Avant de commencer à examiner ce très exceptionnel “pavé”, apportons quelques informations au sujet de l’auteur, glanées sur son site internet : “Né à Paris en 1962, Philippe Apeloig a étudié à l’École supérieure des arts appliqués Duperré et à l’École nationale supérieure des arts décoratifs. Au début des années 80, il a effectué deux stages à Amsterdam dans le studio Total Design où il s’intéresse particulièrement à la typographie. En 1985, il est engagé comme graphiste par le Musée d’Orsay. Puis, en 1988, il part à Los Angeles travailler avec April Greiman, pionnière du design informatique. En 1993, pensionnaire à Villa Médicis à Rome, il s’exerce au dessin de lettres. Ensuite, il rentre à Paris et crée son propre studio. Durant l’année 1993, il est le directeur artistique du magazine Le Jardin des Modes. De 1992 à 1998, il enseigne la typographie à l’Ensad. En 1998, retour aux États-Unis pour cinq ans. Il est recruté Full time faculty par la Cooper Union School of Art de New York, où il occupe aussi la position de conservateur du Herb Lubalin Study Center of Design and Typography. Nommé consultant artistique du musée du Louvre en 1997, il en devient le directeur artistique de 2003 à 2007. Il a créé les logotypes des Musées de France, du Musée d’art et d’histoire du judaïsme à Paris, de l’IUAV (Istituto Universitario di Architettura di Venezia) à Venise, du Théâtre du Châtelet, de la marque Puiforcat. En 2016 et en 2017, il crée l’identité visuelle du Festival de l’histoire de l’art à Fontainebleau. En 2013, le musée des Arts décoratifs à Paris lui a consacré sa première importante rétrospective : trente ans d’une carrière qu’il a mis pareillement en scène dans un livre, intitulé Typorama, publié à cette occasion. Enfin, il dessine des polices de caractères typographiques qui sont diffusées par la fonderie Nouvelle Noire.”

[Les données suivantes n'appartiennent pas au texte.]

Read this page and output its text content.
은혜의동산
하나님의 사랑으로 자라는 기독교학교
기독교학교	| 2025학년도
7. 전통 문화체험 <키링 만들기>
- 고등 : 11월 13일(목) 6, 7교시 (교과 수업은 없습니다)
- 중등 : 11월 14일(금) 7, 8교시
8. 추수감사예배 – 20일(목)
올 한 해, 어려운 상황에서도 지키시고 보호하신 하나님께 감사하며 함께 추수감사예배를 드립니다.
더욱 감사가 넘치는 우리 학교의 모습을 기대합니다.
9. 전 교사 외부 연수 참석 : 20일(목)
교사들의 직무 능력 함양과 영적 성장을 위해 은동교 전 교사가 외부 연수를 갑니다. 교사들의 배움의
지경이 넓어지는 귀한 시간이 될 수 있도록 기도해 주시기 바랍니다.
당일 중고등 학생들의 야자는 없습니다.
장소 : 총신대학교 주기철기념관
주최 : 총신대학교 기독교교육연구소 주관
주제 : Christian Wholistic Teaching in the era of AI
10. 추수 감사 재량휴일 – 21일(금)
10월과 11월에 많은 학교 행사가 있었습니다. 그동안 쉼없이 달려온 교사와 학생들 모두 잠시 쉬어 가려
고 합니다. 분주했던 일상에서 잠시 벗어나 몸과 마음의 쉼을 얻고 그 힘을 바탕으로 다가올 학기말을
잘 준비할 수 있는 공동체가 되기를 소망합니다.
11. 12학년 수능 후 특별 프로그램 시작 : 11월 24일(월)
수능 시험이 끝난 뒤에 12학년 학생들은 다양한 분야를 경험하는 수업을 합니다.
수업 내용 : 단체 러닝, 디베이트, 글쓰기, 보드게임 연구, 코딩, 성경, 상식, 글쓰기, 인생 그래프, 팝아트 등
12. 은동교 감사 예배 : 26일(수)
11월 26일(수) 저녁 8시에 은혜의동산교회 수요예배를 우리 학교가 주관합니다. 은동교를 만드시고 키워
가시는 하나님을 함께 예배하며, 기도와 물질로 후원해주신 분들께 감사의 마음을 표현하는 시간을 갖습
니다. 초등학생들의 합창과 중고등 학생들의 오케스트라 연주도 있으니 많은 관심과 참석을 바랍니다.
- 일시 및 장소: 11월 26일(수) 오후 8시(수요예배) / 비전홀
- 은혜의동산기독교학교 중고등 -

Livre s’adressant avant tout au regard, mais cependant accompagné de quelques textes introductifs (une cinquantaine de pages) qui nous offrent bien davantage que des informations pratiques au sujet de ce qui le compose pour l’essentiel, à savoir cette somme de 1200 images photographiques patiemment réalisées, “présentées selon un cadrage ni trop lointain, afin que l’on puisse les lire et les observer minutieusement, et ni trop serré, pour que toutes soient contextualisées, et que les images donnent toujours à voir des éléments de l’environnement des plaques, qui sont des objets qui passent comme inaperçus et qui sont pourtant bel et bien ancrés dans le paysage urbain.”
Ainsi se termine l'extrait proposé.